Le ragioni sono molteplici, ma le più rilevanti sono: la tendenza delle donne ad abbandonare il lavoro dopo la nascita del primo figlio (circa un terzo di esse); sono coloro che si prendono maggiormente (quasi totalmente) carico del lavoro di cura in famiglia e questo rende impossibile alle donne la conciliazione con una qualsiasi attività lavorativa svolta al di fuori delle mura domestiche. Secondo un'indagine ISTAT del 2008, sono le donne a svolgere il
77% del lavoro famigliare.
Questo notevole gap che colpisce il genere femminile è stato affrontato nella Riforma Fornero (Legge 28 giugno 2012 n. 92) con diversi strumenti e inizierò propriamente da quello a mio parere più importante: la reintroduzione del tema delle dimissioni in bianco, affrontato per la prima volta nel 2007 con la Legge n. 188,  abrogato successivamente nel 2008 dal Governo Berlusconi. La CGIL ha sostenuto fortemente che la questione delle dimissioni in bianco non venisse dimenticata nella Riforma, in quanto affligge, soprattutto, le donne e i lavoratori stranieri.
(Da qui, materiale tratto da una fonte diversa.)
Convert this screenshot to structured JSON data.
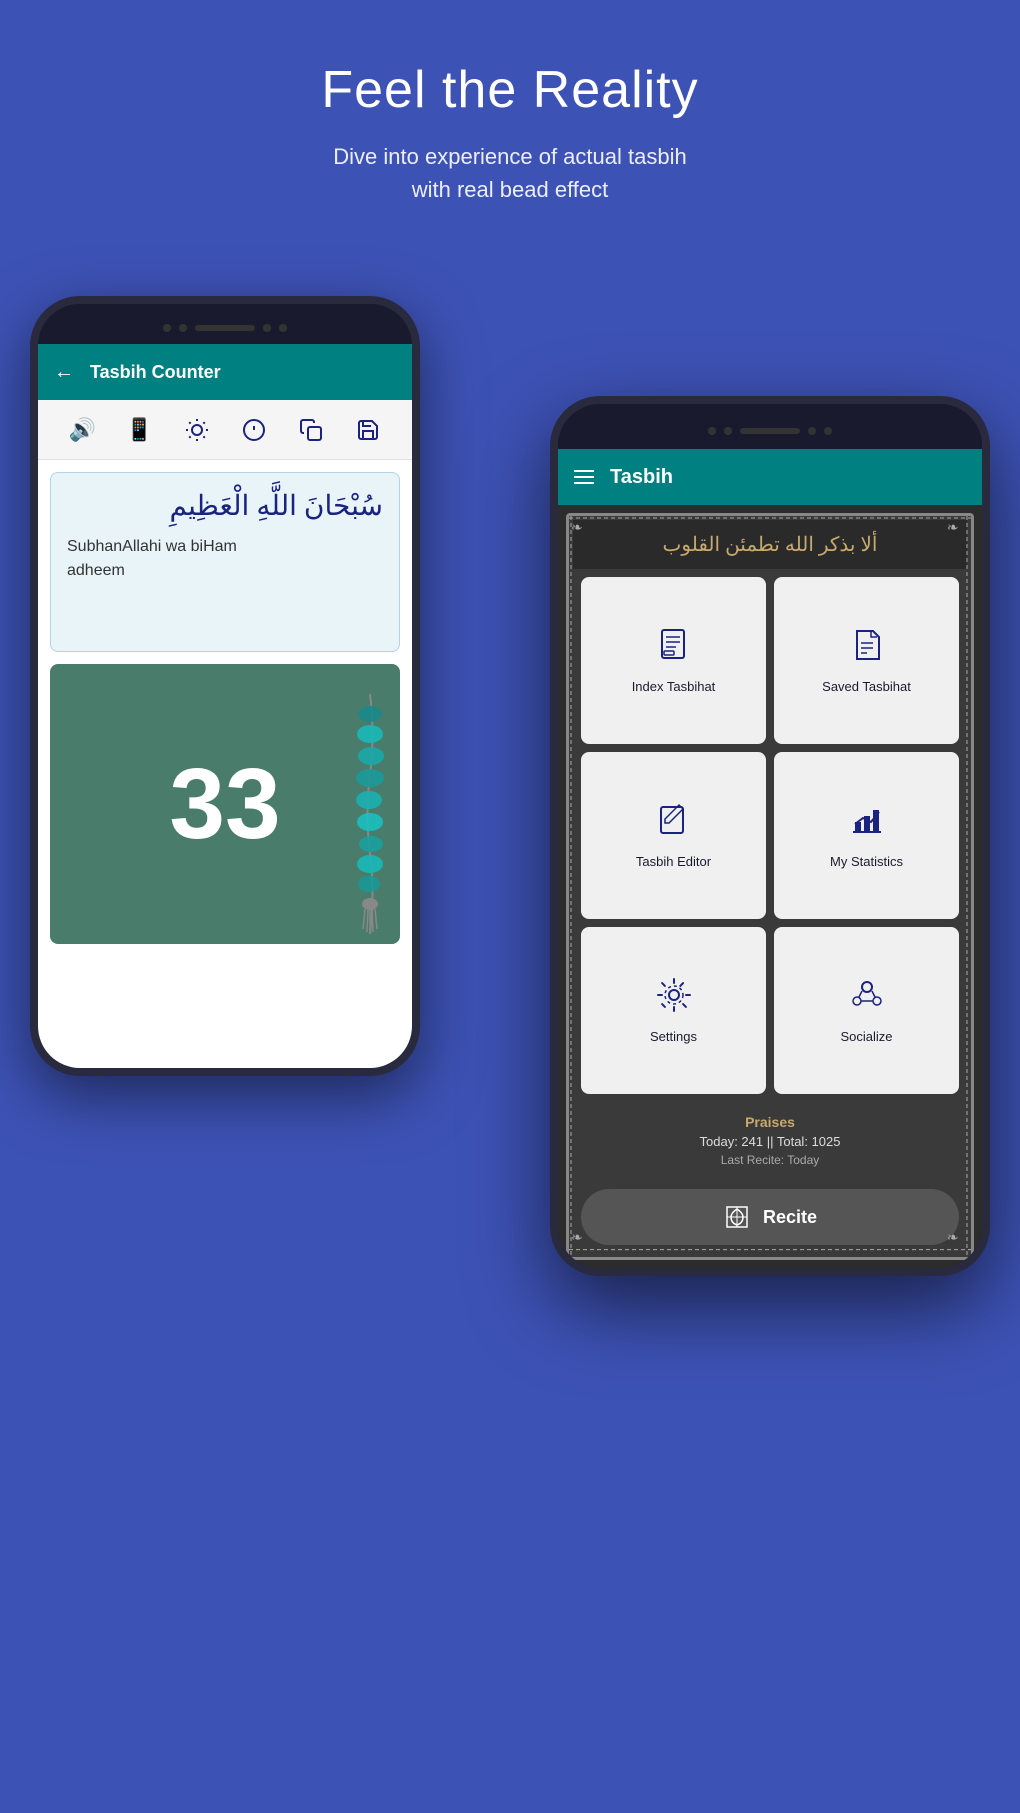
{
  "header": {
    "title": "Feel the Reality",
    "subtitle_line1": "Dive into experience of actual tasbih",
    "subtitle_line2": "with real bead effect"
  },
  "back_phone": {
    "toolbar": {
      "back_label": "←",
      "title": "Tasbih Counter"
    },
    "icons": [
      "🔊",
      "📱",
      "☀",
      "ℹ",
      "⎘",
      "💾"
    ],
    "arabic_text": "سُبْحَانَ اللَّهِ الْعَظِيمِ",
    "transliteration": "SubhanAllahi wa biHam\nadheem",
    "counter": "33"
  },
  "front_phone": {
    "toolbar": {
      "title": "Tasbih"
    },
    "arabic_banner": "ألا بذكر الله تطمئن القلوب",
    "menu_items": [
      {
        "id": "index-tasbihat",
        "label": "Index Tasbihat",
        "icon": "📋"
      },
      {
        "id": "saved-tasbihat",
        "label": "Saved Tasbihat",
        "icon": "💾"
      },
      {
        "id": "tasbih-editor",
        "label": "Tasbih Editor",
        "icon": "✏️"
      },
      {
        "id": "my-statistics",
        "label": "My Statistics",
        "icon": "📊"
      },
      {
        "id": "settings",
        "label": "Settings",
        "icon": "⚙️"
      },
      {
        "id": "socialize",
        "label": "Socialize",
        "icon": "👥"
      }
    ],
    "stats": {
      "label": "Praises",
      "today_value": "Today: 241 || Total: 1025",
      "last_recite": "Last Recite: Today"
    },
    "recite_button": "Recite"
  },
  "colors": {
    "background": "#3d52b5",
    "teal": "#008080",
    "dark_navy": "#1a1a2e",
    "gold": "#c8a96e"
  }
}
Dal 18 luglio 2012, infatti, il datore di lavoro, dopo la presentazione delle dimissioni da parte del lavoratore, dovrà, entro trenta giorni da quest'ultima, inviare al lavoratore l'invito alla convalida delle dimissioni presso la Direzione Territoriale del Lavoro o il Centro per l'Impiego: in assenza dell'invito, le dimissioni o la risoluzione consensuale risulteranno inefficaci. Entro sette giorni dalla ricezione dell'invito, il lavoratore potrà
scegliere se convalidare, sottoscrivere o revocare le dimissioni (questa è la vera novità!) in forma scritta.
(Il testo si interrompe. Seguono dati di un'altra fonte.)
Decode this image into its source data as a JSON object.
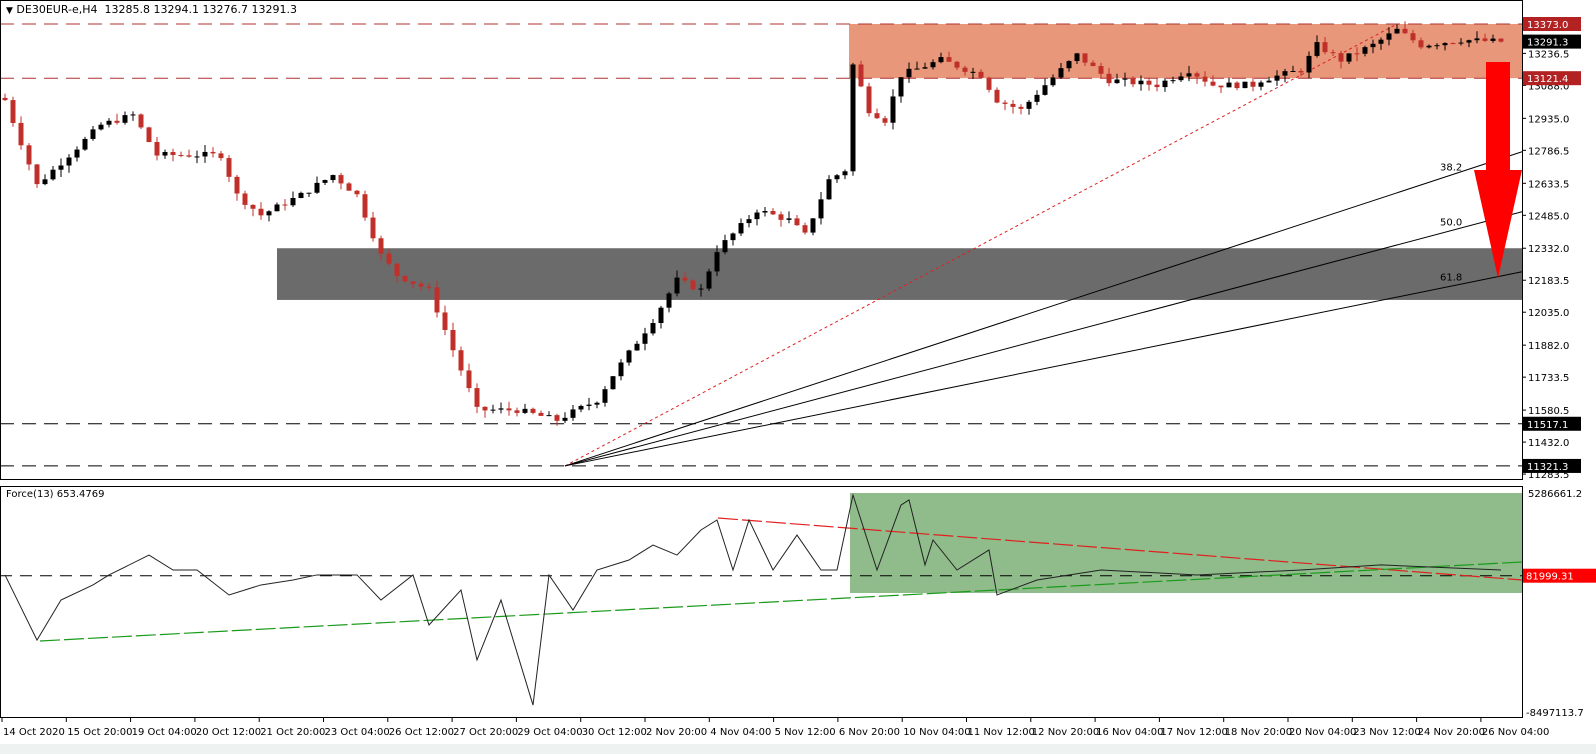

Se entro sette giorni dalla ricezione dell'invito, il lavoratore non eserciterà alcuna di queste opzioni, il rapporto sarà comunque risolto. In ogni caso, per i genitori lavoratori la richiesta di dimissioni durante i primi tre anni del figlio, dovranno sempre essere convalidate di fronte al servizio ispettivo del Ministero del Lavoro.
Un'ulteriore novità più simbolica che effettiva, è l'introduzione del congedo di paternità obbligatorio di un solo giorno: occorre affermare che il Parlamento Europeo nell'ottobre del 2010 aveva garantito però un congedo obbligatorio di due settimane, come viene effettuato, ad esempio, in Spagna.

Un fatto inaspettato a mio parere, è stata la previsione dell'erogazione di voucher spendibili per servizi di cura del figlio (nidi privati, pubblici e baby sitter), prima previsti solo in Emilia Romagna. L'introduzione dei voucher non sono solo utili per i genitori lavoratori, ma ha dei risvolti economici positivi, in quanto incentiva l'affioramento del lavoro nero creando nuovi posti di lavoro tradizionalmente occupati soprattutto da donne). Il lavoro femminile, infatti, genera un aumento della domanda di servizi con conseguente crescita dell'occupazione generale, quindi contribuisce anche ad innalzare il PIL nazionale.
L'unico intervento della Riforma a sostegno della domanda riguarda le agevolazioni per le assunzioni di donne prive di un impiego regolarmente retribuito da almeno sei mesi, che risiedono in una delle regioni beneficiarie dei fondi strutturali e comunitarie (Basilicata, Calabria, Campania, Puglia, Sicilia) e anche donne di qualsiasi età ovunque residenti prive di un impiego retribuito da almeno due anni. In caso di assunzione, è previsto uno sgravio contributivo del 50% a favore del datore di lavoro, per le assunzioni effettuate dal 1° gennaio 2013 e si applica per dodici mesi nei contratti a termini, diciotto mesi per quelli a tempo indeterminato.
In questa Riforma sono stati fatti alcuni passi per consentire alle donne un migliore accesso al mercato del lavoro, ma ciò non è sufficiente per realizzare una piena parità di generi sul piano, sia lavorativo, che famigliare.
Siccome è altamente constatato che un aumento dell'occupazione femminile creerebbe di riflesso ulteriori posti di lavoro, perché il Governo Monti durante la cosiddetta "Fase Due" non parte proprio da questo tema per promuovere la crescita del nostro Paese?